All environment variable values are encrypted at rest. Secret-looking values (such as AWS_SECRET_ACCESS_KEY) are censored when you re-open the configuration - leave them blank to keep the stored value, or re-enter them to overwrite. Non-secret values (like AWS_ACCESS_KEY_ID) are shown as stored.
INFO
Example of a restic configuration pointing at an S3-compatible endpoint:
- Repository:
s3:https://s3.infra.rjns.dev/calagopus-restic- Retry Lock Seconds:
120- Password: (your repository password)
- Environment Variables:
AWS_ACCESS_KEY_ID: your access keyAWS_SECRET_ACCESS_KEY: your secret key
Assigning a Backup Configuration
A newly-created backup configuration is not in use until you assign it somewhere. You can assign it to a location, a node, or a server - or to several of them at once. The Panel picks the most-specific assignment at backup time (server → node → location).
To a Location
- Go to Admin → Locations and click the location.
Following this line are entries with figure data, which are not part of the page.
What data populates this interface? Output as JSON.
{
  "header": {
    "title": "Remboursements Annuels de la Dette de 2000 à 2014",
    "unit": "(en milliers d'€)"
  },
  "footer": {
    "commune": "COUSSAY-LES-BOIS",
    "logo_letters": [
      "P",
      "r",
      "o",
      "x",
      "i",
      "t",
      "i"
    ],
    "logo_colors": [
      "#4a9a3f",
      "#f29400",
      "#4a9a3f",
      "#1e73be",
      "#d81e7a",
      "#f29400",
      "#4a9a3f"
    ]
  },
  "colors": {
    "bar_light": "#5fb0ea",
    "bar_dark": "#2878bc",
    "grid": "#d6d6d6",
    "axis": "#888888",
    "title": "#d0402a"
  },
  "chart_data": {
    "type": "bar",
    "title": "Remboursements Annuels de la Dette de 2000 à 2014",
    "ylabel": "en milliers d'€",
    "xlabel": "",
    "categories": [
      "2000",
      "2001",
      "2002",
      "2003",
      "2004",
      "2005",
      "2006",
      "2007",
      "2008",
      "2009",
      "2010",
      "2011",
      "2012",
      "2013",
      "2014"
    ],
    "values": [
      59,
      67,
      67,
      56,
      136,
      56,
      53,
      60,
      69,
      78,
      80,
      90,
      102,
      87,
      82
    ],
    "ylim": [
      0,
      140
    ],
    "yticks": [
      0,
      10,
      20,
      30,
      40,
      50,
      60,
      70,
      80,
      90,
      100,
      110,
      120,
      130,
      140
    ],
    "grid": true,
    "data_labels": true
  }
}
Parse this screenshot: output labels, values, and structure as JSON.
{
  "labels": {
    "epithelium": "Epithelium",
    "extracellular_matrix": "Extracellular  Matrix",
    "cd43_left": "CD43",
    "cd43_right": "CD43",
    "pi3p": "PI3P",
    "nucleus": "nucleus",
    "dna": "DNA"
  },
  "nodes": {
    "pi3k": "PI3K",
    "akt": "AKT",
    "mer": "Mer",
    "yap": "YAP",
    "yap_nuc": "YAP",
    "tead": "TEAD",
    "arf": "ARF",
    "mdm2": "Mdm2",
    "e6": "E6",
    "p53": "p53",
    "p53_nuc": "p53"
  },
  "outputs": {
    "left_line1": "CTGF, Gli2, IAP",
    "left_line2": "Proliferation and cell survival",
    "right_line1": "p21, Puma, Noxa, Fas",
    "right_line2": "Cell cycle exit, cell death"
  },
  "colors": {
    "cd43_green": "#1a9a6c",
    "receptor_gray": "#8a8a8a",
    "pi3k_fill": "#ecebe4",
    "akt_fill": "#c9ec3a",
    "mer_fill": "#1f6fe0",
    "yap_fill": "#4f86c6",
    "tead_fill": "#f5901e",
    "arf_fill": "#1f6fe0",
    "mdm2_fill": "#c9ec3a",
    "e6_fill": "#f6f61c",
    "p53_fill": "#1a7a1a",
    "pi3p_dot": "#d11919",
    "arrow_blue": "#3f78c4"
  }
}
- Set the Backup Configuration field to the one you just created and save.
This acts as the default for every node (and every server on those nodes) in the location.
To a Node
- Go to Admin → Nodes and click the node.
- Set the Backup Configuration field to the one you want and save.
A node-level assignment overrides whatever the location defines.
To a Server
- Go to Admin → Servers and click the server.
- Set the Backup Configuration field and save.
A server-level assignment overrides both the node and the location.
TIP
A common setup is one restic repository per location (covering most servers) with per-node overrides for specialized hosts - e.g. a node that backs up to a Btrfs snapshot locally for faster restore, while the rest of the location goes to remote restic.
Maintenance Mode
Every backup configuration has a Maintenance Enabled toggle. Turn this on to prevent the configuration from being used without deleting it. This is useful when rotating credentials, doing restic repository maintenance (restic prune, restic check), or migrating to a new bucket.
While maintenance is enabled, any backup that would have used this configuration will fail. There is no automatic fallback to a less-specific configuration - turning on maintenance blocks that layer of the lookup entirely.